A ce jour, les besoins spirituels s’entendent comme l’ensemble de toutes les aspirations que le processus de la fin de vie intensifie : désir d’infini, d’universel, de retrouver les siens dans l’au-delà. Le spirituel est aussi une force qui accompagne la recherche de sens, l’effort pour se relier à un « tout autre » vers lequel nous tendons, quel que soit le nom que nous lui donnions. Dans ce travail de sens, le spirituel a une valeur thérapeutique qui peut nous libérer de nous mêmes dans l’ouverture et l’espérance. La démarche spirituelle favorise l’épreuve du passage car elle convertit l’angoisse en confiance aux tout derniers moments qui précédent la mort et s’inscrivent dans un mouvement de séparation et de communion. Dans un récent congrès sur les besoins spirituels des patients en fin de vie, les participants ont insisté sur la notion de soin spirituel et défini une « logique de soin spirituel de la part des soignants et des non-soignants accompagnant le malade », avec des missions spécifiques pour les soignants et les non-soignants. Les conclusions du congrès ont précisé que « Pour apporter une aide spirituelle à un malade en fin de vie, le soignant doit être au clair sur ces questions, avoir une très bonne capacité de communication, être capable de manifester de l’empathie et être désireux de s’engager avec le mourant dans toutes les dimensions qu’il est en train de vivre. »

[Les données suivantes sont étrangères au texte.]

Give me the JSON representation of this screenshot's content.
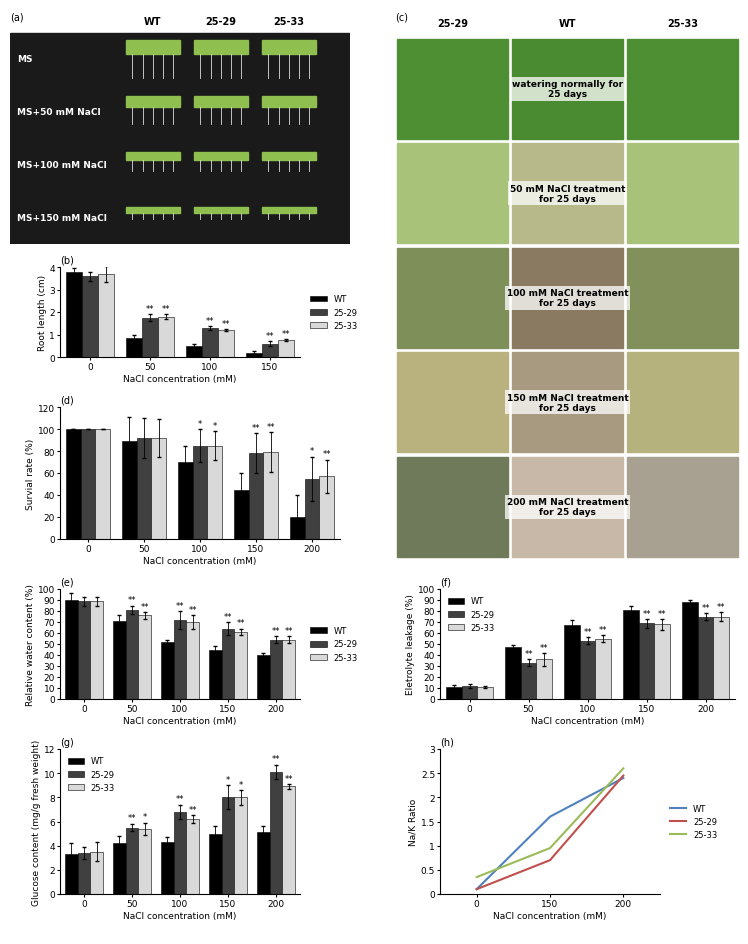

L’accompagnement spirituel est un chemin que l’on fait avec la personne malade ou en fin de vie, pour l’aider à verbaliser si possible sa souffrance et lui trouver un sens. Chacun donnera du sens à sa souffrance, selon ses croyances ou sa voie spirituelle. On peut accompagner cette recherche de sens sans forcément partager les convictions de l’autre, en progressant à ses côtés, dans l’écoute et le partage. Donner un sens à la souffrance délivre de la révolte et de la colère qui sont une charge de souffrance supplémentaire. Un des drames de notre société est que sept jeunes de 14 à 25 ans se suicident tous les jours, tandis qu’à l’autre bout de la vie, 75% des personnes dont le pronostic vital est engagé dans une maladie grave ou incurable, réclament une euthanasie. Suicide et euthanasie sont liés par la chaîne du désespoir. Quand la vie n’a plus de sens, comment la mort pourrait-elle en avoir un ?

Compassion et bouddhisme

Le rapport avec la souffrance, la maladie et la mort sont au cœur des enseignements bouddhistes. La pratique de la méditation nous apprend à accueillir notre souffrance, la transformer et accompagner la souffrance d’autrui. A travers notre programme d’accompagnement spirituel, nous tentons de faire connaître le message de l’enseignement du Bouddha et des maîtres spirituels contemporains, notre expérience et notre démarche pour une prise en charge plus juste de la souffrance dans la maladie et la fin de vie. Le programme Maitreya de la compassion est fondé sur les enseignements de lama Zopa Rinpotché concernant la méditation du Bouddha de médecine et les différentes méthodes de guérison spirituelle, présentées dans le livre « La Guérison ultime » (à paraître aux Editions Vajra Yogini). Nous avons entrepris de développer un réseau d’accompagnement spirituel en région parisienne, inspiré de la pratique du Bouddha de Médecine. Notre groupe se réunit chaque mois pour une journée de pratique, d’enseignements par des maîtres spirituels et de rencontres avec des professionnels du soin ou des formateurs à l’accompagnement. Ces journées sont ouvertes aux soignants, à ceux qui vivent une relation d’accompagnement, dans une structure de soins ou à titre privé, et à toutes les personnes intéressées. Des rituels, des pratiques de libération d’animaux et des prières bouddhistes sont faits à la demande des malades et de leurs familles, pour les malades et les défunts.

Conscients de la demande et de l’importance d’une réponse adaptée, inspirée de l’éthique et des valeurs humaines de l’enseignement bouddhiste, nous étudions également la faisabilité d’un réseau bouddhiste de soins palliatifs en région parisienne. Il s’agit d’un projet à long terme, nécessitant la réunion de nombreux intervenants à des niveaux de compétence multiples, sur le modèle des réseaux créés à l’initiative de lama Zopa Rinpotché, sous forme de maisons médicales, (hospices en anglais), qui proposent une assistance médicale et un accompagnement spirituel bénévole, 24 heures sur 24, dans plusieurs pays du monde.